Beautiful Equations

lareviewofbooks:

GREGORY LEON MILLER and WALTON MUYUMBA

on the recent work of Percival Everett.

Illustration of Percival Everett © Joe Linton

GREGORY LEON MILLER

Identity Crisis


Percival Everett
Assumption

Graywolf Press, October 2011. 225 pp.

Percival Everett
Erasure

Graywolf Press, October 2011 (orig. 2001). 272 pp.

Over the course of more than 20 books, Percival Everett has produced as rich a body of fiction as just about any contemporary American writer, but mainstream literary recognition has proved elusive. As an African-American writer deeply interested in the American West, and one with an experimentalist bent, he’s certainly no marketer’s dream. His books range so freely — from satire to absurdism, from realism to metafiction — that it’s difficult to get a fix on him. Then again, the same might be said of Cervantes, Sterne, or Twain.

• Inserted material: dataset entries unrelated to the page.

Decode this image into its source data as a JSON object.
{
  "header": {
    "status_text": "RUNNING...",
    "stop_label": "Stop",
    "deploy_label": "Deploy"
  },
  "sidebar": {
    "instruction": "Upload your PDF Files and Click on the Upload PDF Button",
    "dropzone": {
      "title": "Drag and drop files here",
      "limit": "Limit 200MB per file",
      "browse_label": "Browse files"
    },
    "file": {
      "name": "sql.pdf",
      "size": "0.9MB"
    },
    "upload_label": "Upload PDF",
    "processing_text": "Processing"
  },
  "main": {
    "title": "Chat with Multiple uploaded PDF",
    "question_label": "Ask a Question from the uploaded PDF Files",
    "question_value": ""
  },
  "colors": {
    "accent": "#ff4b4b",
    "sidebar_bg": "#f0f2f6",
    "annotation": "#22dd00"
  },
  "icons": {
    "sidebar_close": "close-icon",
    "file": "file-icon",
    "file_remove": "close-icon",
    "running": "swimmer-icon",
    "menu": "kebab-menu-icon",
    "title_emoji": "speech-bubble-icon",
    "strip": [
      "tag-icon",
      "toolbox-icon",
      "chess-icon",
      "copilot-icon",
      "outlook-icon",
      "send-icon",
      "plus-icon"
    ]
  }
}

Identity is the bedrock of the rational. Aristotle’s theory of identity holds that each entity has a specific nature. An owl cannot be a monkey; an elevator cannot be a marimba. Destabilize identity and the ground beneath our feet crumbles: We risk falling into madness. It’s no accident that Everett’s two variations on Greek myth, For Her Dark Skin (1990) and Frenzy (1997), bring readers inside the minds of Medea and Dionysus, those avatars of the irrational. Indeed, so thoroughly do his books complicate identity and undermine logic — in terms of both content and form — that they elude critical categories.

Everett’s new book, Assumption, begins as a standard crime novel, though anyone familiar with the author will know it’s unlikely to stay that way. The protagonist, Ogden Walker, a deputy sheriff in remote Plata, New Mexico, likes his job well enough, even if he’s not especially good at it. He’s bothered by the imagined disapproval of his dead father, a black man who didn’t care for police and generally despised white people even though he married one. Ogden’s mother lives nearby and is the only person outside of work who Ogden sees regularly. The narrator remarks, “It was hard for a son to think that his father hated half of him,” underscoring the internal split, or doubling, that becomes clearer as the narrative unfolds. Ogden “deeply love[s]” the New Mexican landscape yet feels “like a failure remaining there,” sensing there was “a life he was not pursuing.” Like many of Everett’s protagonists, Ogden comes to us burdened by the past, by others’ expectations, by accumulated disappointment and stress, and by an ever-sharpening sense of mortality.